Geographic data sets are often very large in size. Interactive visualization of such data at all scales is not easy because of the limited resolution of the monitors and inability of visualization applications to handle the volume of data. This is especially true for large vector datasets. The end user’s experience is frequently unsatisfactory when exploring such data over the web using a naive application. Network bandwidth is another contributing factor to the low performance. In this paper, a Quadtree based technique to visualize extremely large spatial network datasets over the web is described. It involves using custom developed algorithms leveraging a PostGIS database as the data source and Google Earth as the visualization client. This methodology supports both point and range queries along with non-spatial queries. This methodology is demonstrated using a network dataset consisting of several million links.

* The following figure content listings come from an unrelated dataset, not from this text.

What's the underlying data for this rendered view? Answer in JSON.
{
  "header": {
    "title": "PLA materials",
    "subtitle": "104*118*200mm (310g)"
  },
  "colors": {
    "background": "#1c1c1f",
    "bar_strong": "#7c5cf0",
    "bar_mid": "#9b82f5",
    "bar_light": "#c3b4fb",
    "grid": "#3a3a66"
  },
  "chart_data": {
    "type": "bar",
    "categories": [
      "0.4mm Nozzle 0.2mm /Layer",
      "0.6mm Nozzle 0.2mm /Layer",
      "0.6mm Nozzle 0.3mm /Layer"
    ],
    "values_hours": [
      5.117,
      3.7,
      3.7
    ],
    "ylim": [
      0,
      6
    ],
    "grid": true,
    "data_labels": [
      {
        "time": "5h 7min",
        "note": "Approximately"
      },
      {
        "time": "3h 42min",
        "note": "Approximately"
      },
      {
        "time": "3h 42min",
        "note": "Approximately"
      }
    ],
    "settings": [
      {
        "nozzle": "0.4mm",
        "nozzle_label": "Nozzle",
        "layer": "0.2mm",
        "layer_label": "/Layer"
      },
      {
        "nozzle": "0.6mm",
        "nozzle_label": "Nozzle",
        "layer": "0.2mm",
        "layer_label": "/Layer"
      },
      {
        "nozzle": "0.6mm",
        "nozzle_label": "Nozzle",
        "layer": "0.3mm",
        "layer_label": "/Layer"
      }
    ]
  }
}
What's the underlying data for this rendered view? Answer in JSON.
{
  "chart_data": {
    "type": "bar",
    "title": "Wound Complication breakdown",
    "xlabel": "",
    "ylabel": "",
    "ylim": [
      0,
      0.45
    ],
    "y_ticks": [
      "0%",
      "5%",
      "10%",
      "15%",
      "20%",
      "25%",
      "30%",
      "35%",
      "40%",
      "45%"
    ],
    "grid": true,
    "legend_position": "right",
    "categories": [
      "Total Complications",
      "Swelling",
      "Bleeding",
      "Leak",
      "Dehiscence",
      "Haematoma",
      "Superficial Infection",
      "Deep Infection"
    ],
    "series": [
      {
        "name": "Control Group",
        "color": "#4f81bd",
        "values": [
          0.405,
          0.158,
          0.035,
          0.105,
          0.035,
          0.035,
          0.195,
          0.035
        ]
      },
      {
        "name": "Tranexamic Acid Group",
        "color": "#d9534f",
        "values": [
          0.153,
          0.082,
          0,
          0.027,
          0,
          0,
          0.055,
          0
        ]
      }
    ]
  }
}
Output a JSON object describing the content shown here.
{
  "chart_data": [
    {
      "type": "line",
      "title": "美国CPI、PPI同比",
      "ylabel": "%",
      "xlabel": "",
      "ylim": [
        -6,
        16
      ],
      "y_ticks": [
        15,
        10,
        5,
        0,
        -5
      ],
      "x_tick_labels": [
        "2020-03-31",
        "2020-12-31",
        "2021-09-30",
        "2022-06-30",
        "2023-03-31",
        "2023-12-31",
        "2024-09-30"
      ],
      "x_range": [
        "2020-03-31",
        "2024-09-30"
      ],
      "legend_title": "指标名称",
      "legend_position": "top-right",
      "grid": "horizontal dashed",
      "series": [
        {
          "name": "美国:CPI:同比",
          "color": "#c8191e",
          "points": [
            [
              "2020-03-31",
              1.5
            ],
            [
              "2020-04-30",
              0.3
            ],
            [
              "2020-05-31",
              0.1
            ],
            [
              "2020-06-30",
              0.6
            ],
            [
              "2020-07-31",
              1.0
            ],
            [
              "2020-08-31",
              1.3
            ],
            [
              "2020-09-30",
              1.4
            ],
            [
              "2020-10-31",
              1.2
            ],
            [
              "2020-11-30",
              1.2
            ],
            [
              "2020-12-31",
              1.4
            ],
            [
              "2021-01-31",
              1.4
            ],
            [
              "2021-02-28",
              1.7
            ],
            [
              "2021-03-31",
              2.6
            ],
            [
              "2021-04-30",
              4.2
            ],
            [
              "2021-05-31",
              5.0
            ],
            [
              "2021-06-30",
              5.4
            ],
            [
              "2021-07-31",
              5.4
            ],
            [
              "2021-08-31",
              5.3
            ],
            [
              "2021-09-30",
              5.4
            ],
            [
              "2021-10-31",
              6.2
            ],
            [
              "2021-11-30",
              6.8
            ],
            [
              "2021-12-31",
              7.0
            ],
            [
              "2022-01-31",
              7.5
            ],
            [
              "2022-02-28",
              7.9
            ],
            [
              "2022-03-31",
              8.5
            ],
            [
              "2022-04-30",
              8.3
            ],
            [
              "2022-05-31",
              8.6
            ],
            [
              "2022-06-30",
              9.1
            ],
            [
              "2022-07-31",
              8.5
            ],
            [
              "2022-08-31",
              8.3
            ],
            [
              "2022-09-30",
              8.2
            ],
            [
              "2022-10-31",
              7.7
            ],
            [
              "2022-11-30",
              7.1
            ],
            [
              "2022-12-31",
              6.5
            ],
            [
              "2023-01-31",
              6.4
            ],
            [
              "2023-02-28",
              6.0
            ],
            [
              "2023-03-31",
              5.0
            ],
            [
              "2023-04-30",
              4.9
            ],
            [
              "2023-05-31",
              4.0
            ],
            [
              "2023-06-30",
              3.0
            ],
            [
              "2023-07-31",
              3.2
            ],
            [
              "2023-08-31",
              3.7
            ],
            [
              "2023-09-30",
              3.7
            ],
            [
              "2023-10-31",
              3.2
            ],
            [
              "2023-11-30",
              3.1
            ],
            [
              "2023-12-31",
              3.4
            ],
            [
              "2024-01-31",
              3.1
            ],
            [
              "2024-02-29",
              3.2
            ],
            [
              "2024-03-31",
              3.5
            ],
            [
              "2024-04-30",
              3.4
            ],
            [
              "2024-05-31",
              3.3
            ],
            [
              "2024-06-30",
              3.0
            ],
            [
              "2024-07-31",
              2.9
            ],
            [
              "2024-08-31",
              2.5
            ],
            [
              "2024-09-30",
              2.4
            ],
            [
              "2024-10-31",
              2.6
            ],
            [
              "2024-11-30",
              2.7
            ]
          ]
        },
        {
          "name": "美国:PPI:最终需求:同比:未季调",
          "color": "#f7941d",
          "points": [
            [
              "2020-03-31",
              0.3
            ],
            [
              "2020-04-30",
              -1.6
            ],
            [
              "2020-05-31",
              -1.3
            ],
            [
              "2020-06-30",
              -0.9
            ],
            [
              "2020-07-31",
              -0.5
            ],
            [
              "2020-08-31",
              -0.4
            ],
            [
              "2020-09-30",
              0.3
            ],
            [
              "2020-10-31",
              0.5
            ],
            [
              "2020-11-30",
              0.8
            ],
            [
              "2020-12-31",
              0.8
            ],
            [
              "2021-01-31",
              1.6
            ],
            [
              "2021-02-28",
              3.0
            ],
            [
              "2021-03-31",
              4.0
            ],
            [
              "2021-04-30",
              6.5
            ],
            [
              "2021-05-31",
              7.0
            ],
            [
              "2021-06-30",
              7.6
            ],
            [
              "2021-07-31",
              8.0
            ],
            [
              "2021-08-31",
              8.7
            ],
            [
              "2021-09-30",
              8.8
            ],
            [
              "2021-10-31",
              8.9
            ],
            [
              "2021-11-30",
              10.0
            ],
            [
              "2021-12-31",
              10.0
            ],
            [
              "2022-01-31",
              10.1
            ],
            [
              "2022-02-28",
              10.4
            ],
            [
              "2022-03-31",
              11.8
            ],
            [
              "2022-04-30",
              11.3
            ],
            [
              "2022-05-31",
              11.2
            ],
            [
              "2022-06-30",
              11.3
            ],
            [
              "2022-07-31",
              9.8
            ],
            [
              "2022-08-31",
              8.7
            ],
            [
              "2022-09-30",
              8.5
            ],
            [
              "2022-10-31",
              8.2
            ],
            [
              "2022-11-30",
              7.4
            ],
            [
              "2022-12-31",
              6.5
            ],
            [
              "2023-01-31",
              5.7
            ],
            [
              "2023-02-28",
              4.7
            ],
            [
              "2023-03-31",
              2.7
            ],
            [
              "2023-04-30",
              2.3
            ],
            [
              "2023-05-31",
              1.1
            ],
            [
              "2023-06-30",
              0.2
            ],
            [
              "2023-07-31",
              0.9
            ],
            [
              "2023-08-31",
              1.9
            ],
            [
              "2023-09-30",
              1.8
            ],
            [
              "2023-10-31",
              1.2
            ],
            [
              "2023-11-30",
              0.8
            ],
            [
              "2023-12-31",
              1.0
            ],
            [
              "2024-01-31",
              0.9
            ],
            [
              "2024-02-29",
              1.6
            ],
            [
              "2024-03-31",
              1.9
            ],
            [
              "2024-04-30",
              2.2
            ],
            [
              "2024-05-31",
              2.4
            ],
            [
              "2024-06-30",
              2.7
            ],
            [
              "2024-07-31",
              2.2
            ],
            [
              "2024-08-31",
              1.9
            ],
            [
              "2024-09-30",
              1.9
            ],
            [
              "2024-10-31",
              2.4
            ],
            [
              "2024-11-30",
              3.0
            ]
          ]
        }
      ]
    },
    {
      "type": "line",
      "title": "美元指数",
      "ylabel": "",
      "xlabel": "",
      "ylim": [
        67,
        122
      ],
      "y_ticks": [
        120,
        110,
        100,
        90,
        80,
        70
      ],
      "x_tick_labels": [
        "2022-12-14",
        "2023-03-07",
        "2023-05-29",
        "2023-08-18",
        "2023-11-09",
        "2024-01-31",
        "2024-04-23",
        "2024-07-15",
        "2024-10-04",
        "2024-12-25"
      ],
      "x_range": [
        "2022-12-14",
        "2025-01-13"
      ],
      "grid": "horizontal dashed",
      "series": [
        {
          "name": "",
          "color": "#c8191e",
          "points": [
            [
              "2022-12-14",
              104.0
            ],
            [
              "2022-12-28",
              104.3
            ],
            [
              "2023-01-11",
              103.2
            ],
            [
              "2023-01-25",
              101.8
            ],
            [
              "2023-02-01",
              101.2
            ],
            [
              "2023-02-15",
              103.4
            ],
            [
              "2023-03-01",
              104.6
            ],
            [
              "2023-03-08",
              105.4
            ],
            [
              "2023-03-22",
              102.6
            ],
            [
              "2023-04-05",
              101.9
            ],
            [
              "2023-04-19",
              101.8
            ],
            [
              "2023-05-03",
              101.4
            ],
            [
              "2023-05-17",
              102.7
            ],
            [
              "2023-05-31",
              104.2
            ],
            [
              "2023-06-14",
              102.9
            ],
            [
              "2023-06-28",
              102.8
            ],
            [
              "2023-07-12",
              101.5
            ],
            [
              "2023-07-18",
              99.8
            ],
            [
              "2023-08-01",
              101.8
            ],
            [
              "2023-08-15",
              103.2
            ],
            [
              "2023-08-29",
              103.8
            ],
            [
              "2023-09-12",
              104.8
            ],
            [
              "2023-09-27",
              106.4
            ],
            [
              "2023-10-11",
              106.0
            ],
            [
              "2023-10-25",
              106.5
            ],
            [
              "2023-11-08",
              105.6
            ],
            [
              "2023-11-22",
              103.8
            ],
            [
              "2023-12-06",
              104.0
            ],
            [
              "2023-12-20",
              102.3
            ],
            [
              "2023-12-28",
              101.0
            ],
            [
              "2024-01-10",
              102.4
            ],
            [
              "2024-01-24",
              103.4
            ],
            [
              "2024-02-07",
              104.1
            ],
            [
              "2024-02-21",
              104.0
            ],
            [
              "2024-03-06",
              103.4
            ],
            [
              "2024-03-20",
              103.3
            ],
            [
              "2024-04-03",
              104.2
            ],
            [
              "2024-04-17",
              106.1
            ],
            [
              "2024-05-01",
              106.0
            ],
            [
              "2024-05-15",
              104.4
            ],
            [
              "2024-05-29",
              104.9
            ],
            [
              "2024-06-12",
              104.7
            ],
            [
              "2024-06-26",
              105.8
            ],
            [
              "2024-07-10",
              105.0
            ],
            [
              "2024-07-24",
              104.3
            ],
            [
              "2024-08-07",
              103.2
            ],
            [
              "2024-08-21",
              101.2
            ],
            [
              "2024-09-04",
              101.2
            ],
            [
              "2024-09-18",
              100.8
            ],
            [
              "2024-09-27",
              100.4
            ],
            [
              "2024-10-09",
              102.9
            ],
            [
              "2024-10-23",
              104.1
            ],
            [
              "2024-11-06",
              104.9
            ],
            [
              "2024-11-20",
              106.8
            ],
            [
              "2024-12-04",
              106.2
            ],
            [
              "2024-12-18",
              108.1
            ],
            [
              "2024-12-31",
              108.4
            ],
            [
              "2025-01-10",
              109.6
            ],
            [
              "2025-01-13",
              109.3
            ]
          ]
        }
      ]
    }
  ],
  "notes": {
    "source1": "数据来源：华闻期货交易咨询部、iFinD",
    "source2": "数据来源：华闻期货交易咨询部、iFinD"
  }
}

The methodology is based on using some of the powerful features of KML (Keyhole Markup Language). Keyhole Markup Language (KML) is an Open Geospatial Consortium (OGC) standard for displaying geospatial data on Earth browsers. One of the features of KML is the notion of Network Links. Using network links, a wide range of geospatial data sources such as geodatabases, static files and geospatial data services can be simultaneously accessed and visualized seamlessly. Using the network links combined with Level of Detail principle, view based rendering and intelligent server and client-side caching, scalability in visualizing extremely large spatial datasets can be achieved.